中国からの別の報告では、新型コロナ患者の3ヵ月後に見られた後遺症について年齢別に見ています。この論文では①20~40歳、②41~60歳、③61~80歳の3つの年齢別の後遺症出現率が示されており、身体機能の低下や疲労感は①13.7%、②28.8%、③37.4%、動いた後の多呼吸は①15.4%、②21.6%、③25.1%、頻脈は①10.3%、②10.4%、③14.8%、脱毛は①17.9%、②32.8%、③29.8%でした。頻脈以外の上記の3症状は女性に起こりやすく、特に脱毛は男性患者の4.9%に対して女性患者の48.5%に認められました。高齢になるほど後遺症は起こりやすいですが、20~40歳も決して低率ではありません。

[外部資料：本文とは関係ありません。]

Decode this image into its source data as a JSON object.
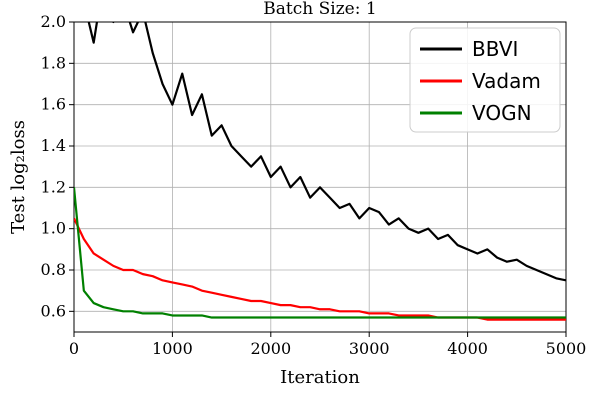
{
  "chart_data": {
    "type": "line",
    "title": "Batch Size: 1",
    "xlabel": "Iteration",
    "ylabel": "Test log₂loss",
    "xlim": [
      0,
      5000
    ],
    "ylim": [
      0.5,
      2.0
    ],
    "x_ticks": [
      0,
      1000,
      2000,
      3000,
      4000,
      5000
    ],
    "x_tick_labels": [
      "0",
      "1000",
      "2000",
      "3000",
      "4000",
      "5000"
    ],
    "y_ticks": [
      0.6,
      0.8,
      1.0,
      1.2,
      1.4,
      1.6,
      1.8,
      2.0
    ],
    "y_tick_labels": [
      "0.6",
      "0.8",
      "1.0",
      "1.2",
      "1.4",
      "1.6",
      "1.8",
      "2.0"
    ],
    "grid": true,
    "legend_position": "top-right",
    "series": [
      {
        "name": "BBVI",
        "color": "#000000",
        "x": [
          0,
          100,
          200,
          300,
          400,
          500,
          600,
          700,
          800,
          900,
          1000,
          1100,
          1200,
          1300,
          1400,
          1500,
          1600,
          1700,
          1800,
          1900,
          2000,
          2100,
          2200,
          2300,
          2400,
          2500,
          2600,
          2700,
          2800,
          2900,
          3000,
          3100,
          3200,
          3300,
          3400,
          3500,
          3600,
          3700,
          3800,
          3900,
          4000,
          4100,
          4200,
          4300,
          4400,
          4500,
          4600,
          4700,
          4800,
          4900,
          5000
        ],
        "y": [
          2.0,
          2.1,
          1.9,
          2.2,
          2.0,
          2.1,
          1.95,
          2.05,
          1.85,
          1.7,
          1.6,
          1.75,
          1.55,
          1.65,
          1.45,
          1.5,
          1.4,
          1.35,
          1.3,
          1.35,
          1.25,
          1.3,
          1.2,
          1.25,
          1.15,
          1.2,
          1.15,
          1.1,
          1.12,
          1.05,
          1.1,
          1.08,
          1.02,
          1.05,
          1.0,
          0.98,
          1.0,
          0.95,
          0.97,
          0.92,
          0.9,
          0.88,
          0.9,
          0.86,
          0.84,
          0.85,
          0.82,
          0.8,
          0.78,
          0.76,
          0.75
        ]
      },
      {
        "name": "Vadam",
        "color": "#ff0000",
        "x": [
          0,
          100,
          200,
          300,
          400,
          500,
          600,
          700,
          800,
          900,
          1000,
          1100,
          1200,
          1300,
          1400,
          1500,
          1600,
          1700,
          1800,
          1900,
          2000,
          2100,
          2200,
          2300,
          2400,
          2500,
          2600,
          2700,
          2800,
          2900,
          3000,
          3100,
          3200,
          3300,
          3400,
          3500,
          3600,
          3700,
          3800,
          3900,
          4000,
          4100,
          4200,
          4300,
          4400,
          4500,
          4600,
          4700,
          4800,
          4900,
          5000
        ],
        "y": [
          1.05,
          0.95,
          0.88,
          0.85,
          0.82,
          0.8,
          0.8,
          0.78,
          0.77,
          0.75,
          0.74,
          0.73,
          0.72,
          0.7,
          0.69,
          0.68,
          0.67,
          0.66,
          0.65,
          0.65,
          0.64,
          0.63,
          0.63,
          0.62,
          0.62,
          0.61,
          0.61,
          0.6,
          0.6,
          0.6,
          0.59,
          0.59,
          0.59,
          0.58,
          0.58,
          0.58,
          0.58,
          0.57,
          0.57,
          0.57,
          0.57,
          0.57,
          0.56,
          0.56,
          0.56,
          0.56,
          0.56,
          0.56,
          0.56,
          0.56,
          0.56
        ]
      },
      {
        "name": "VOGN",
        "color": "#008000",
        "x": [
          0,
          100,
          200,
          300,
          400,
          500,
          600,
          700,
          800,
          900,
          1000,
          1100,
          1200,
          1300,
          1400,
          1500,
          1600,
          1700,
          1800,
          1900,
          2000,
          2100,
          2200,
          2300,
          2400,
          2500,
          2600,
          2700,
          2800,
          2900,
          3000,
          3100,
          3200,
          3300,
          3400,
          3500,
          3600,
          3700,
          3800,
          3900,
          4000,
          4100,
          4200,
          4300,
          4400,
          4500,
          4600,
          4700,
          4800,
          4900,
          5000
        ],
        "y": [
          1.2,
          0.7,
          0.64,
          0.62,
          0.61,
          0.6,
          0.6,
          0.59,
          0.59,
          0.59,
          0.58,
          0.58,
          0.58,
          0.58,
          0.57,
          0.57,
          0.57,
          0.57,
          0.57,
          0.57,
          0.57,
          0.57,
          0.57,
          0.57,
          0.57,
          0.57,
          0.57,
          0.57,
          0.57,
          0.57,
          0.57,
          0.57,
          0.57,
          0.57,
          0.57,
          0.57,
          0.57,
          0.57,
          0.57,
          0.57,
          0.57,
          0.57,
          0.57,
          0.57,
          0.57,
          0.57,
          0.57,
          0.57,
          0.57,
          0.57,
          0.57
        ]
      }
    ]
  }
}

WHO(世界保健機関)も後遺症に注目し、若年層向けの効果的な公衆衛生メッセージが必要であるとしています。

“Long COVID”については明確な原因、予防法、治療法などは解っていません。確実な予防は新型コロナに感染しないことです。最近は20歳代、30歳代の若い感染者が増加しており、若い人の行動が問題になっています。若い人は、新型コロナでは重症化しないと軽く考えないで、若い人でも後遺症で苦しんでいる人がいることを知って欲しいものです。新型コロナを甘く見てはいけません。すべての人が移らない、移さない行動をとるべきです。

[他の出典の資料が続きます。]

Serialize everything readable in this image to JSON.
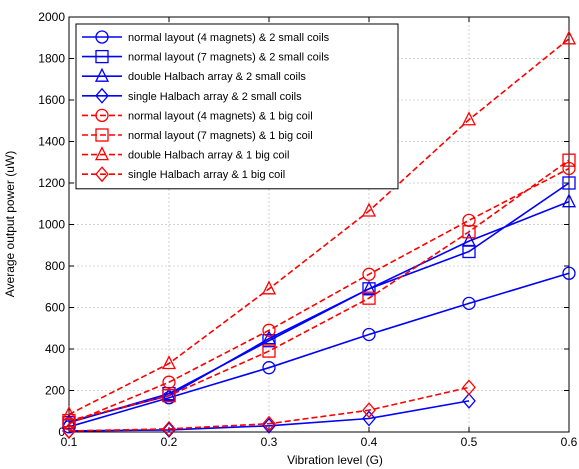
{
  "chart_data": {
    "type": "line",
    "title": "",
    "xlabel": "Vibration level (G)",
    "ylabel": "Average output power (uW)",
    "xlim": [
      0.1,
      0.6
    ],
    "ylim": [
      0,
      2000
    ],
    "x_ticks": [
      "0.1",
      "0.2",
      "0.3",
      "0.4",
      "0.5",
      "0.6"
    ],
    "y_ticks": [
      "0",
      "200",
      "400",
      "600",
      "800",
      "1000",
      "1200",
      "1400",
      "1600",
      "1800",
      "2000"
    ],
    "grid": true,
    "legend_position": "top-left",
    "series": [
      {
        "name": "normal layout (4 magnets) & 2 small coils",
        "color": "#0000ff",
        "dash": "solid",
        "marker": "circle",
        "x": [
          0.1,
          0.2,
          0.3,
          0.4,
          0.5,
          0.6
        ],
        "y": [
          25,
          165,
          310,
          470,
          620,
          765
        ]
      },
      {
        "name": "normal layout (7 magnets) & 2 small coils",
        "color": "#0000ff",
        "dash": "solid",
        "marker": "square",
        "x": [
          0.1,
          0.2,
          0.3,
          0.4,
          0.5,
          0.6
        ],
        "y": [
          45,
          185,
          440,
          690,
          870,
          1200
        ]
      },
      {
        "name": "double Halbach array & 2 small coils",
        "color": "#0000ff",
        "dash": "solid",
        "marker": "triangle",
        "x": [
          0.1,
          0.2,
          0.3,
          0.4,
          0.5,
          0.6
        ],
        "y": [
          50,
          175,
          450,
          690,
          920,
          1110
        ]
      },
      {
        "name": "single Halbach array & 2 small coils",
        "color": "#0000ff",
        "dash": "solid",
        "marker": "diamond",
        "x": [
          0.1,
          0.2,
          0.3,
          0.4,
          0.5
        ],
        "y": [
          5,
          10,
          30,
          65,
          150
        ]
      },
      {
        "name": "normal layout (4 magnets) & 1 big coil",
        "color": "#ff0000",
        "dash": "dashed",
        "marker": "circle",
        "x": [
          0.1,
          0.2,
          0.3,
          0.4,
          0.5,
          0.6
        ],
        "y": [
          40,
          240,
          490,
          760,
          1020,
          1270
        ]
      },
      {
        "name": "normal layout (7 magnets) & 1 big coil",
        "color": "#ff0000",
        "dash": "dashed",
        "marker": "square",
        "x": [
          0.1,
          0.2,
          0.3,
          0.4,
          0.5,
          0.6
        ],
        "y": [
          55,
          175,
          390,
          645,
          965,
          1310
        ]
      },
      {
        "name": "double Halbach array & 1 big coil",
        "color": "#ff0000",
        "dash": "dashed",
        "marker": "triangle",
        "x": [
          0.1,
          0.2,
          0.3,
          0.4,
          0.5,
          0.6
        ],
        "y": [
          85,
          330,
          690,
          1065,
          1505,
          1895
        ]
      },
      {
        "name": "single Halbach array & 1 big coil",
        "color": "#ff0000",
        "dash": "dashed",
        "marker": "diamond",
        "x": [
          0.1,
          0.2,
          0.3,
          0.4,
          0.5
        ],
        "y": [
          5,
          15,
          40,
          105,
          215
        ]
      }
    ]
  }
}
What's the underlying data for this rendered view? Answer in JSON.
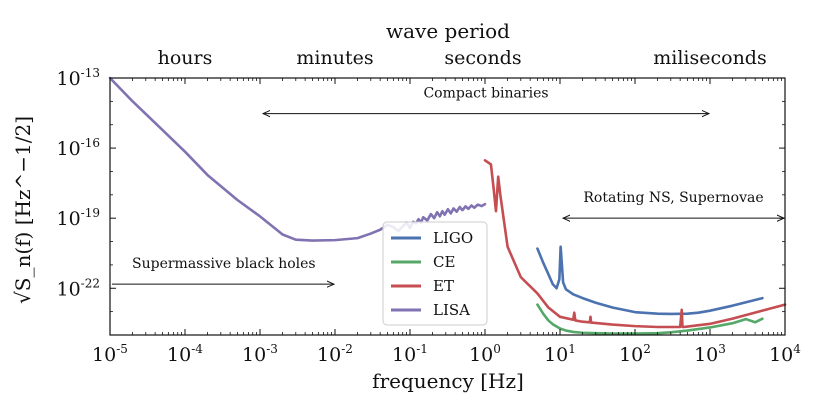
{
  "chart_data": {
    "type": "line",
    "xlabel": "frequency [Hz]",
    "ylabel": "√S_n(f) [Hz^−1/2]",
    "xscale": "log",
    "yscale": "log",
    "xlim": [
      1e-05,
      10000.0
    ],
    "ylim": [
      1e-24,
      1e-13
    ],
    "x_ticks": [
      {
        "base": "10",
        "exp": "-5"
      },
      {
        "base": "10",
        "exp": "-4"
      },
      {
        "base": "10",
        "exp": "-3"
      },
      {
        "base": "10",
        "exp": "-2"
      },
      {
        "base": "10",
        "exp": "-1"
      },
      {
        "base": "10",
        "exp": "0"
      },
      {
        "base": "10",
        "exp": "1"
      },
      {
        "base": "10",
        "exp": "2"
      },
      {
        "base": "10",
        "exp": "3"
      },
      {
        "base": "10",
        "exp": "4"
      }
    ],
    "y_ticks": [
      {
        "value": -13,
        "base": "10",
        "exp": "-13"
      },
      {
        "value": -16,
        "base": "10",
        "exp": "-16"
      },
      {
        "value": -19,
        "base": "10",
        "exp": "-19"
      },
      {
        "value": -22,
        "base": "10",
        "exp": "-22"
      }
    ],
    "top_axis": {
      "title": "wave period",
      "labels": [
        {
          "text": "hours",
          "freq": 0.0001
        },
        {
          "text": "minutes",
          "freq": 0.01
        },
        {
          "text": "seconds",
          "freq": 1
        },
        {
          "text": "miliseconds",
          "freq": 1000
        }
      ]
    },
    "annotations": [
      {
        "text": "Compact binaries",
        "x_from": 0.001,
        "x_to": 1000,
        "y": 3e-15,
        "arrow": "both"
      },
      {
        "text": "Rotating NS, Supernovae",
        "x_from": 10,
        "x_to": 10000,
        "y": 1e-19,
        "arrow": "both"
      },
      {
        "text": "Supermassive black holes",
        "x_from": 1e-05,
        "x_to": 0.01,
        "y": 1.5e-22,
        "arrow": "end"
      }
    ],
    "legend": {
      "position": "center"
    },
    "series": [
      {
        "name": "LIGO",
        "color": "#4c72b0",
        "x": [
          5,
          6,
          7,
          8,
          9,
          9.8,
          10.2,
          11,
          12,
          15,
          20,
          30,
          50,
          100,
          200,
          300,
          500,
          700,
          1000,
          2000,
          5000
        ],
        "y": [
          5e-21,
          1.2e-21,
          4e-22,
          1.5e-22,
          1e-22,
          2.4e-22,
          6e-21,
          1.8e-22,
          9e-23,
          5.5e-23,
          3.8e-23,
          2.4e-23,
          1.5e-23,
          9.5e-24,
          8.2e-24,
          8e-24,
          8.2e-24,
          9e-24,
          1.1e-23,
          1.8e-23,
          3.8e-23
        ]
      },
      {
        "name": "CE",
        "color": "#55a868",
        "x": [
          5,
          6,
          7,
          8,
          10,
          12,
          15,
          20,
          30,
          50,
          100,
          200,
          300,
          500,
          1000,
          2000,
          3000,
          4000,
          5000
        ],
        "y": [
          2e-23,
          8e-24,
          4.2e-24,
          2.9e-24,
          1.9e-24,
          1.55e-24,
          1.35e-24,
          1.25e-24,
          1.2e-24,
          1.15e-24,
          1.15e-24,
          1.2e-24,
          1.3e-24,
          1.55e-24,
          2.1e-24,
          3.2e-24,
          4.8e-24,
          3.5e-24,
          5e-24
        ]
      },
      {
        "name": "ET",
        "color": "#c44e52",
        "x": [
          1,
          1.2,
          1.3,
          1.4,
          1.5,
          1.6,
          2,
          3,
          5,
          7,
          10,
          15,
          15.5,
          16,
          20,
          25,
          25.5,
          26,
          50,
          100,
          200,
          400,
          420,
          430,
          440,
          500,
          1000,
          2000,
          5000,
          10000
        ],
        "y": [
          3e-17,
          2e-17,
          2e-18,
          2e-19,
          6e-18,
          1e-18,
          6e-21,
          3e-22,
          6e-23,
          1.5e-23,
          6e-24,
          4.5e-24,
          9e-24,
          4.2e-24,
          3.7e-24,
          3.5e-24,
          6e-24,
          3.4e-24,
          2.8e-24,
          2.4e-24,
          2.2e-24,
          2.2e-24,
          1.2e-23,
          2.2e-24,
          2.2e-24,
          2.3e-24,
          3e-24,
          5e-24,
          1.1e-23,
          2e-23
        ]
      },
      {
        "name": "LISA",
        "color": "#8172b2",
        "x": [
          1e-05,
          2e-05,
          5e-05,
          0.0001,
          0.0002,
          0.0005,
          0.001,
          0.002,
          0.003,
          0.005,
          0.01,
          0.02,
          0.03,
          0.04,
          0.05,
          0.06,
          0.07,
          0.08,
          0.09,
          0.1,
          0.11,
          0.12,
          0.13,
          0.14,
          0.15,
          0.17,
          0.19,
          0.21,
          0.23,
          0.25,
          0.27,
          0.29,
          0.32,
          0.35,
          0.38,
          0.42,
          0.46,
          0.5,
          0.55,
          0.6,
          0.66,
          0.72,
          0.8,
          0.9,
          1.0
        ],
        "y": [
          1e-13,
          1e-14,
          6e-16,
          7e-17,
          7e-18,
          6e-19,
          1.2e-19,
          2e-20,
          1.2e-20,
          1.1e-20,
          1.15e-20,
          1.4e-20,
          2.2e-20,
          3.2e-20,
          5.2e-20,
          4.2e-20,
          2.8e-20,
          4.5e-20,
          6.5e-20,
          3.8e-20,
          7e-20,
          6e-20,
          9e-20,
          6.5e-20,
          1.1e-19,
          8e-20,
          1.5e-19,
          1e-19,
          1.8e-19,
          1.2e-19,
          2e-19,
          1.4e-19,
          2.4e-19,
          1.6e-19,
          2.6e-19,
          1.9e-19,
          3e-19,
          2.2e-19,
          3.2e-19,
          2.5e-19,
          3.5e-19,
          2.8e-19,
          3.8e-19,
          3.3e-19,
          4e-19
        ]
      }
    ]
  }
}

(著者:国立病院機構東京病院 感染症科部長 永井 英明)

著者プロフィール

永井 英明(ながい ひであき)

国立病院機構東京病院 感染症科部長

日本結核・非結核性抗酸菌症学会(理事・指導医)、日本呼吸器学会(専門医・指導医)、日本感染症学会(専門医・指導医・ICD)、日本エイズ学会(認定医・指導医)などに所属。専門は呼吸器一般、抗酸菌症、感染症、緩和ケア。多摩府中保健所感染症協議会委員長、東京都医師会感染症予防検討委員会委員、東京iCDC専門家ボード委員などを兼任している。